Lilly invented the business trip to avoid explaining why she didn’t know where her husband was. How do you say “My husband has left me and I don’t have any idea where he is?” The white lie avoided awkward questions.
She hung up and checked the number for the Red Lake Market. If Alan was at the cabin, he would go into the market and they would know. The Willits had owned the market for twenty-eight years. They worked long days in the summer and short hours during the quieter days of winter. One or the other was in the store whenever it was open. They helped absentee owners with the little things that arose. In the winter, Earl Willet, supplemented their budget by plowing drives for people who called to say they were coming up. The Williits would also hold packages that otherwise might be returned. They offered grocery delivery service for a small charge. But noticing the time she realized the store would be closed and the call would have to wait until the
morning.
Lilly spent the remainder of her evening in the study, trying to watch television, but she found she failed to follow even the dullest of plots. Finally, she dozed off on the sofa. She awoke and realized it was past mid-night, the clocks twelve somnolent rings had roused her up. She shut off the television, turned off the lights, gave up on the day and went to bed.
That night she did not sleep well. She had a sense of foreboding. What unknowingly bothered her was her knowledge of Alan’s character. Even if he was still angry he would have called. She suffered a quiet anxiety as she watched the digital numbers sequence through her clock. The seconds flicked by, minutes passed, and then hours. Suddenly it was dawn. Having at last gained sleep Lilly was tempted to put the pillow over her head and seek it again, but the radio alarm was droning on with the morning news. She sat up and turned up the volume in time to catch the weather forecast, spoken at rapid speed by the disc jockey,
“Overnight highs were higher than normal. Today will be fair and breezy as the high-pressure ridge gives way to a low. We should have dense cloud cover by late tonight, and moderate to heavy showers. As the front rolls into the mountains, we may see snow at higher elevations, perhaps as low as the four thousand foot mark. So take your umbrellas, cuz’ the sunshine’s not gonna’ last.”

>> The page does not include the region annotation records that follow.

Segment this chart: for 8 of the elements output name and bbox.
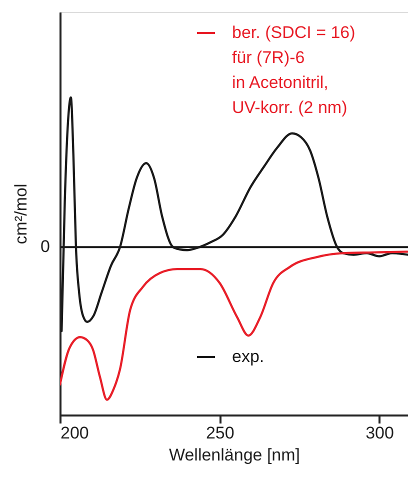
- x-tick-label: 300: [366, 424, 394, 442]
- x-axis-title: Wellenlänge [nm]: [168, 446, 300, 464]
- legend-label: exp.: [232, 347, 264, 366]
- legend-label: ber. (SDCI = 16) für (7R)-6 in Acetonitril, UV-korr. (2 nm): [232, 23, 356, 117]
- x-tick-label: 200: [60, 424, 89, 442]
- ref-line-label: 0: [40, 237, 50, 256]
- y-axis-title: cm²/mol: [12, 184, 30, 244]
- x-tick-label: 250: [206, 424, 234, 442]
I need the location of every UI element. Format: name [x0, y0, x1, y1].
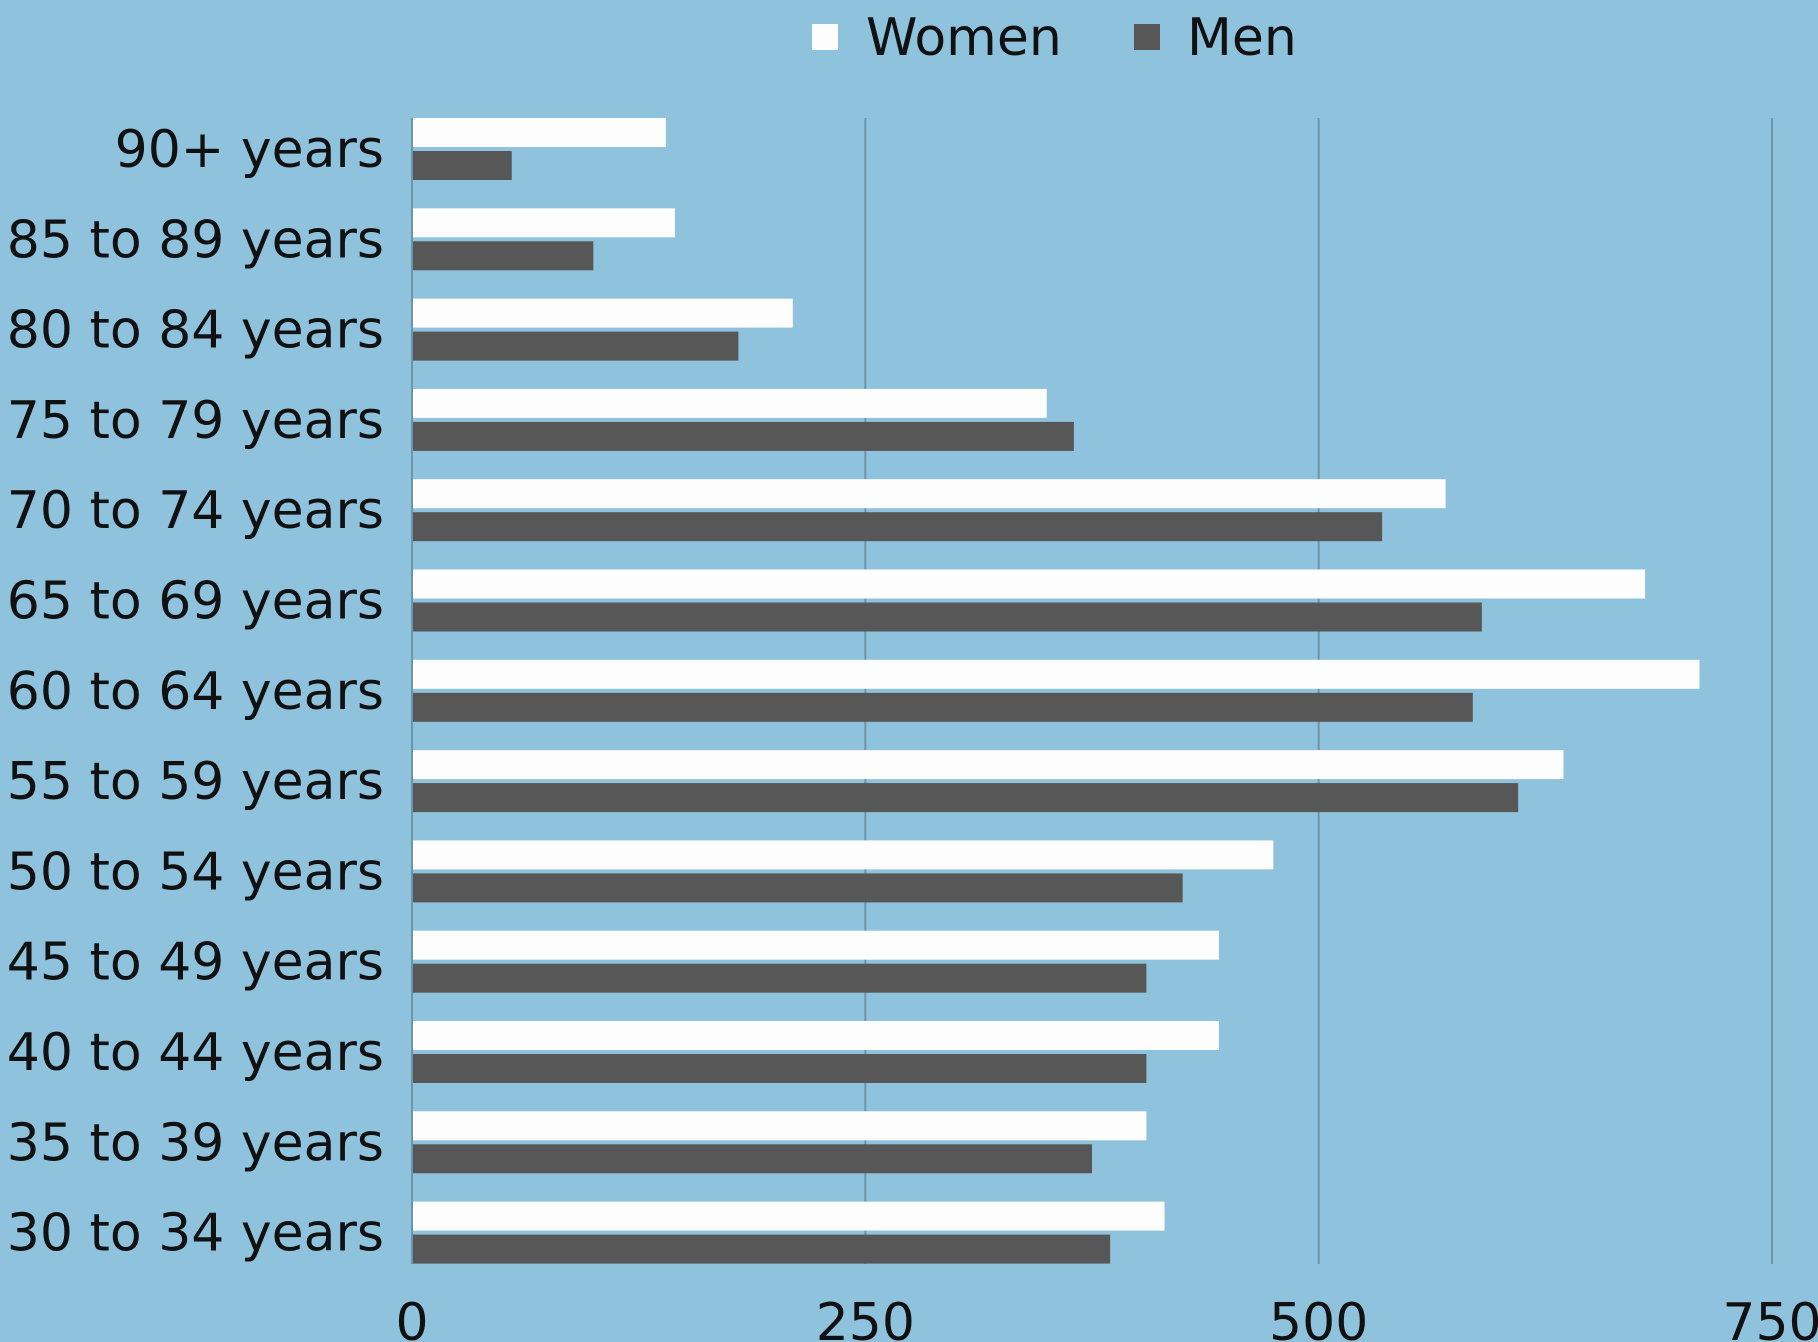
- x-tick-labels: 0 250 500 750: [395, 1293, 1818, 1342]
- bar-women: [413, 840, 1274, 870]
- category-label: 45 to 49 years: [7, 933, 384, 993]
- bar-men: [413, 512, 1383, 542]
- x-tick-label: 750: [1722, 1293, 1818, 1342]
- bar-men: [413, 873, 1183, 903]
- bar-men: [413, 692, 1473, 722]
- bar-men: [413, 241, 594, 271]
- bar-women: [413, 118, 666, 147]
- legend-label-women: Women: [866, 8, 1062, 68]
- category-labels: 90+ years 85 to 89 years 80 to 84 years 75 …: [7, 120, 384, 1264]
- legend-swatch-men: [1134, 24, 1160, 50]
- bar-men: [413, 602, 1482, 632]
- bar-men: [413, 1054, 1147, 1083]
- bar-women: [413, 750, 1564, 780]
- category-label: 35 to 39 years: [7, 1113, 384, 1173]
- bar-women: [413, 208, 675, 238]
- category-label: 40 to 44 years: [7, 1023, 384, 1083]
- bar-women: [413, 659, 1700, 689]
- bar-women: [413, 479, 1446, 509]
- bar-men: [413, 151, 512, 180]
- category-label: 30 to 34 years: [7, 1204, 384, 1264]
- grid-lines: [411, 118, 1773, 1264]
- category-label: 65 to 69 years: [7, 572, 384, 632]
- bar-women: [413, 569, 1646, 599]
- bar-women: [413, 930, 1219, 960]
- category-label: 80 to 84 years: [7, 301, 384, 361]
- category-label: 55 to 59 years: [7, 752, 384, 812]
- bar-men: [413, 1234, 1111, 1264]
- category-label: 60 to 64 years: [7, 662, 384, 722]
- bar-women: [413, 1111, 1147, 1141]
- x-tick-label: 250: [816, 1293, 915, 1342]
- bar-men: [413, 963, 1147, 993]
- bar-women: [413, 388, 1047, 418]
- x-tick-label: 500: [1269, 1293, 1368, 1342]
- bar-women: [413, 1201, 1165, 1231]
- bars: [413, 118, 1700, 1264]
- bar-women: [413, 298, 793, 328]
- bar-men: [413, 421, 1074, 451]
- category-label: 85 to 89 years: [7, 210, 384, 270]
- legend-swatch-women: [812, 24, 838, 50]
- legend-label-men: Men: [1187, 8, 1297, 68]
- bar-men: [413, 783, 1519, 813]
- bar-men: [413, 331, 739, 361]
- category-label: 75 to 79 years: [7, 391, 384, 451]
- x-tick-label: 0: [395, 1293, 428, 1342]
- category-label: 50 to 54 years: [7, 842, 384, 902]
- bar-women: [413, 1021, 1219, 1050]
- legend: Women Men: [812, 8, 1297, 68]
- category-label: 70 to 74 years: [7, 481, 384, 541]
- category-label: 90+ years: [115, 120, 384, 180]
- bar-men: [413, 1144, 1092, 1174]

It depressed Lilly. She hated rain. If it were up to her, the world would be sunny everyday and irrigated by subterranean sprinklers. The gray made the world seem flat and devoid of interest.

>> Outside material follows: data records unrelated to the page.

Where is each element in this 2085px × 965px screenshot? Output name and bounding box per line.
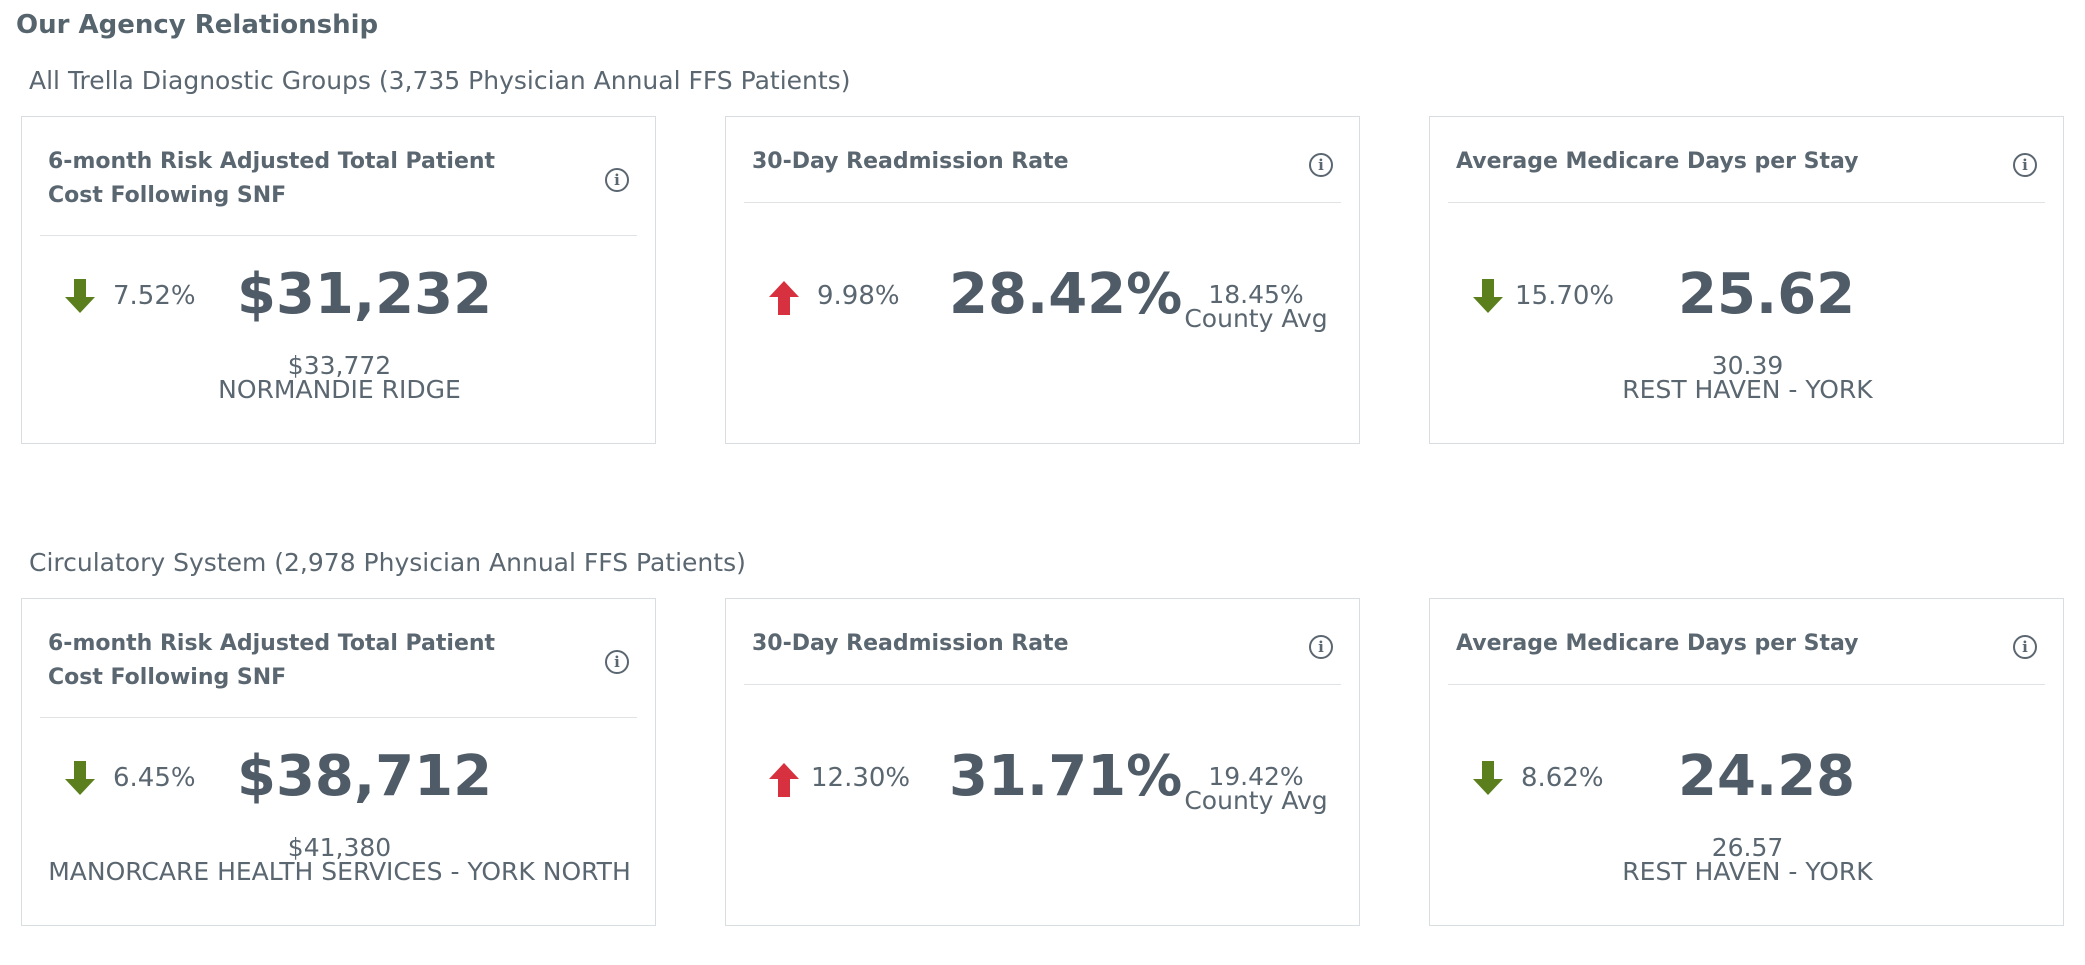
comparison-label: County Avg — [1184, 304, 1328, 333]
section-title: All Trella Diagnostic Groups (3,735 Phys… — [29, 66, 851, 95]
card-header: 6-month Risk Adjusted Total Patient Cost… — [40, 117, 637, 236]
card-header: Average Medicare Days per Stay i — [1448, 599, 2045, 685]
card-title: Average Medicare Days per Stay — [1456, 149, 1859, 174]
card-header: Average Medicare Days per Stay i — [1448, 117, 2045, 203]
change-percent: 6.45% — [113, 763, 196, 793]
main-value: $38,712 — [237, 744, 493, 809]
main-value: 24.28 — [1678, 744, 1856, 809]
change-percent: 7.52% — [113, 281, 196, 311]
card-header: 6-month Risk Adjusted Total Patient Cost… — [40, 599, 637, 718]
card-title: Average Medicare Days per Stay — [1456, 631, 1859, 656]
card-title: 6-month Risk Adjusted Total Patient Cost… — [48, 631, 496, 690]
metric-card-readmission: 30-Day Readmission Rate i 12.30% 31.71% … — [725, 598, 1360, 926]
info-icon[interactable]: i — [2013, 635, 2037, 659]
comparison-label: NORMANDIE RIDGE — [218, 375, 461, 404]
info-icon[interactable]: i — [2013, 153, 2037, 177]
change-percent: 9.98% — [817, 281, 900, 311]
up-arrow-icon — [769, 281, 799, 315]
info-icon[interactable]: i — [1309, 153, 1333, 177]
metric-card-medicare-days: Average Medicare Days per Stay i 15.70% … — [1429, 116, 2064, 444]
comparison-label: REST HAVEN - YORK — [1622, 857, 1873, 886]
card-title: 6-month Risk Adjusted Total Patient Cost… — [48, 149, 496, 208]
metric-card-medicare-days: Average Medicare Days per Stay i 8.62% 2… — [1429, 598, 2064, 926]
metric-card-cost: 6-month Risk Adjusted Total Patient Cost… — [21, 598, 656, 926]
down-arrow-icon — [65, 761, 95, 795]
section-title: Circulatory System (2,978 Physician Annu… — [29, 548, 746, 577]
down-arrow-icon — [1473, 761, 1503, 795]
up-arrow-icon — [769, 763, 799, 797]
change-percent: 12.30% — [811, 763, 911, 793]
info-icon[interactable]: i — [1309, 635, 1333, 659]
main-value: $31,232 — [237, 262, 493, 327]
comparison-value: 18.45% — [1208, 280, 1304, 309]
main-value: 25.62 — [1678, 262, 1856, 327]
comparison-label: REST HAVEN - YORK — [1622, 375, 1873, 404]
comparison-value: $41,380 — [287, 833, 392, 862]
comparison-value: 30.39 — [1711, 351, 1784, 380]
comparison-value: 19.42% — [1208, 762, 1304, 791]
info-icon[interactable]: i — [605, 650, 629, 674]
card-title: 30-Day Readmission Rate — [752, 149, 1069, 174]
page-title: Our Agency Relationship — [16, 10, 379, 40]
comparison-label: MANORCARE HEALTH SERVICES - YORK NORTH — [48, 857, 631, 886]
main-value: 28.42% — [949, 262, 1183, 327]
change-percent: 15.70% — [1515, 281, 1615, 311]
metric-card-cost: 6-month Risk Adjusted Total Patient Cost… — [21, 116, 656, 444]
comparison-value: 26.57 — [1711, 833, 1784, 862]
comparison-value: $33,772 — [287, 351, 392, 380]
card-header: 30-Day Readmission Rate i — [744, 599, 1341, 685]
metric-card-readmission: 30-Day Readmission Rate i 9.98% 28.42% 1… — [725, 116, 1360, 444]
down-arrow-icon — [1473, 279, 1503, 313]
main-value: 31.71% — [949, 744, 1183, 809]
down-arrow-icon — [65, 279, 95, 313]
change-percent: 8.62% — [1521, 763, 1604, 793]
card-title: 30-Day Readmission Rate — [752, 631, 1069, 656]
card-header: 30-Day Readmission Rate i — [744, 117, 1341, 203]
info-icon[interactable]: i — [605, 168, 629, 192]
comparison-label: County Avg — [1184, 786, 1328, 815]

She picked up the phone by the bed and tried Alan’s cell phone but she received only the message, “The number you are calling is currently out of service or out of area. Please try your call again later.” Lilly slipped out of bed, put on her robe and turned off the radio. A half hour passed as she showered, dried her hair, donned her light but effective make-up, and dressed for the day. Her dark green dress helped frame her face and accentuated her figure.